Hugh Hefner, the founder of Playboy Enterprises, has died of natural causes at the age of 91 in his home, the famed Playboy Mansion in Beverly Hills, according to a statement from Playboy Enterprises.
For over six decades, Hefner served as the iconic leader, and later figurehead, of the magazine that he founded in 1953 at age 27 with some $600 of his own cash and a few thousand borrowed dollars. Known for its mixture of lifestyle content, high-profile interviews (with, among others, Jimmy Carter, Malcolm X and Miles Davis) and, of course, nude women (the first issue featured a partially clothed Marilyn Monroe), the liberal magazine quickly became a hit. Its first issue sold out, and the magazine was soon widely read by grown men and sneaky teenage boys alike. His timing didn't hurt: The golden age of Playboy coincided with the sexual revolution, and in the early 1970s, paid circulation peaked at around 7 million copies a month.
"Playboy is a personal image. What's important to me is our product," Hefner told FORBES in 1971. "The part that interests me most is the ideas, not the dollars."
But dollars followed. The magazine morphed into a business empire, with clubs, licensing deals--the Bunny lent its name to everything from clothing to toy cars--and a television network. Though the publication has declined in recent years--mainly due to the rise in competition from free, online pornography and dwindling circulation--the business is still alive and well, and was recently valued at $500 million.
At the center of it all was Hefner, a larger-than-life personality—and a playboy, himself. Hefner was a polarizing figures, criticized by feminists but adored by his friend. Known for hosting lavish parties and dating a slew of younger, beautiful women, Hefner, often clad in silk pajamas, touted sexual freedom.
"We like our apartment,” Hefner wrote in the editorial for the first issue of his magazine. “We enjoy mixing up cocktails and an hors d’oeuvre or two, putting a little mood music on the phonograph and inviting in a female for a quiet discussion on Picasso, Nietzsche, jazz, sex."
This decadence is best reflected in the Playboy Mansion, a 29-room estate with a zoo, the infamous grotto, Hefner's extra-large round bed and, it seems, an ever-present group of scantily-clad women. While Hefner continued to live there until his death, the mansion was actually sold in 2016 for $100 million, making it the most expensive home ever sold in Los Angeles at the time.

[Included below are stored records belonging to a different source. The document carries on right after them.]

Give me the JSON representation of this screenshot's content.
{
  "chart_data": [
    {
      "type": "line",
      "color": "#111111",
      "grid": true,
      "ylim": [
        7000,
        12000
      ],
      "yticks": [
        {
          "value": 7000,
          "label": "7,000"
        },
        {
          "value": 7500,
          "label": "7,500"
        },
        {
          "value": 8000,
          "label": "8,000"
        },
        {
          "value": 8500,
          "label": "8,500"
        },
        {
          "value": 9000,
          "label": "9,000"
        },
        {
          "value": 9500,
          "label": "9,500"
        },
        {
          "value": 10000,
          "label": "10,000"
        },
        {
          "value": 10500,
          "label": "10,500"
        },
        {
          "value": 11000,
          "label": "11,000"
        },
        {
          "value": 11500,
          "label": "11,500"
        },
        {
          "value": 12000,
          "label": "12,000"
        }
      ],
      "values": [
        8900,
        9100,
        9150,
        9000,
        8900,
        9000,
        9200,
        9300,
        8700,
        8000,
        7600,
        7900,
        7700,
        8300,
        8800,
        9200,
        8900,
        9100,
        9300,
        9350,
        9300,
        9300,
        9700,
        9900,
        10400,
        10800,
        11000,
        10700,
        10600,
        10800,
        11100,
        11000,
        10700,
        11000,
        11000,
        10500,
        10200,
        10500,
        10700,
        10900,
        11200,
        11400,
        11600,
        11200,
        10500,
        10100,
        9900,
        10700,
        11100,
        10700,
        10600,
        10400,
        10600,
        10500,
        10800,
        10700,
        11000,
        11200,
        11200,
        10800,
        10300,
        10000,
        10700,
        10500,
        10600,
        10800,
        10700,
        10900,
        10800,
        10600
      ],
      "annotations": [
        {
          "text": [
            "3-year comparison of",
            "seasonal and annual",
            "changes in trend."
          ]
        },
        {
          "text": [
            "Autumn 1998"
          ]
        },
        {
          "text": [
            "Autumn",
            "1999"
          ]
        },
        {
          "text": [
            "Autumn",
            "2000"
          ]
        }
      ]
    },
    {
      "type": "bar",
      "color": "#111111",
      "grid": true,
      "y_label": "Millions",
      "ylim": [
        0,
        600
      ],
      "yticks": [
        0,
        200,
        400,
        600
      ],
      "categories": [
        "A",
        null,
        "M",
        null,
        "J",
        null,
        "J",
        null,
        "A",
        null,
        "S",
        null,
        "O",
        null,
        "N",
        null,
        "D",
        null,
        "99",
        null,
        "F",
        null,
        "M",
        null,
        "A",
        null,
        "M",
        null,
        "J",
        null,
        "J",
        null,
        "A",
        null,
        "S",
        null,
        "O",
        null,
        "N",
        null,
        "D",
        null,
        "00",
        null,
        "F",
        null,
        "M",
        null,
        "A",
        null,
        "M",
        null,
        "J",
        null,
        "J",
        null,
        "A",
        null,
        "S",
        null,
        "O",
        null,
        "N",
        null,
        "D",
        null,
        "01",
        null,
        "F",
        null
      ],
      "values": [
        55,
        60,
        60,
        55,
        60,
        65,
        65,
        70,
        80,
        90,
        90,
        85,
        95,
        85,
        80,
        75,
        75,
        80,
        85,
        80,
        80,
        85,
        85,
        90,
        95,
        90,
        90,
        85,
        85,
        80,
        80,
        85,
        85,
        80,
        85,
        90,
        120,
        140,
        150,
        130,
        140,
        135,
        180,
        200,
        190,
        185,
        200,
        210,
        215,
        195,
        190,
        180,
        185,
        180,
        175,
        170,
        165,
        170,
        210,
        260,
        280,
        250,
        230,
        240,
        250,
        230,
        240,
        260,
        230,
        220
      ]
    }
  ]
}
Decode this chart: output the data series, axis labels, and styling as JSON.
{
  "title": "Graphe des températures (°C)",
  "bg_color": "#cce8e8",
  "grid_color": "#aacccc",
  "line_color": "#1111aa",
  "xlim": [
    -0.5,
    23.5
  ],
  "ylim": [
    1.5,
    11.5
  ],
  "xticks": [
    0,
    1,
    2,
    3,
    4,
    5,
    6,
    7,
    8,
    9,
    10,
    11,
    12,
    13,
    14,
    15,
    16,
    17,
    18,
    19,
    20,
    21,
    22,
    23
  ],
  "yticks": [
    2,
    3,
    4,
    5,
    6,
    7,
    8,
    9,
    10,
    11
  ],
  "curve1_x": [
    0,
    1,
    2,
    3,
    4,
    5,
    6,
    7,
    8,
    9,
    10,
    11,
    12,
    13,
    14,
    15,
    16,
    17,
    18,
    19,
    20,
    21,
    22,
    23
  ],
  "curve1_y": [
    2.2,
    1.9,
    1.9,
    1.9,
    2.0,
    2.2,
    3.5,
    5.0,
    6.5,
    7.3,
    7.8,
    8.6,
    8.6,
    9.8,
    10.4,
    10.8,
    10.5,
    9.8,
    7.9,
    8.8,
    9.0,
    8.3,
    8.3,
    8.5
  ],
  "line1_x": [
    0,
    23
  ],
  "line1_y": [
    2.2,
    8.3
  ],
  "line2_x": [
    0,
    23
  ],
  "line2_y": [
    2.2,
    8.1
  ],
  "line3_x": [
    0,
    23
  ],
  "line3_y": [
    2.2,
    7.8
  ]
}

Playboy Enterprises went public in 1971 but was taken private in 2011 in a deal that valued the company at $207 million. While Hefner was the junior partner in the venture that acquired Playboy in 2011 and was no longer CEO of the company at the time, his employment agreement did leave him exclusive control over the magazine, as well as "the right to approve the overall image, costume and promotional outfits used by Playboy Bunnies." Hefner served as chief creative officer until last year, when his son Cooper took over (and swiftly brought back nudes to the magazine which had a brief stint without it).
Though Hefner may have been more well-known for his hedonistic lifestyle, he was also a champion of free speech and social liberalism. He spoke in support of abortion rights and the decriminalization of marijuana, and against the Jim Crow laws that persisted during Playboy's rise. He supported these causes with the Playboy Foundation, which he discussed in FORBES as early as 1971.
Hefner is survived by his wife, Crystal Harris, his daughter, Christie, and his sons, David, Marston and Cooper.
"My father lived an exceptional and impactful life as a media and cultural pioneer and a leading voice behind some of the most significant social and cultural movements of our time in advocating free speech, civil rights and sexual freedom,” Cooper wrote in a statement.
Cooper continued: “He defined a lifestyle and ethos that lie at the heart of the Playboy brand, one of the most recognizable and enduring in history."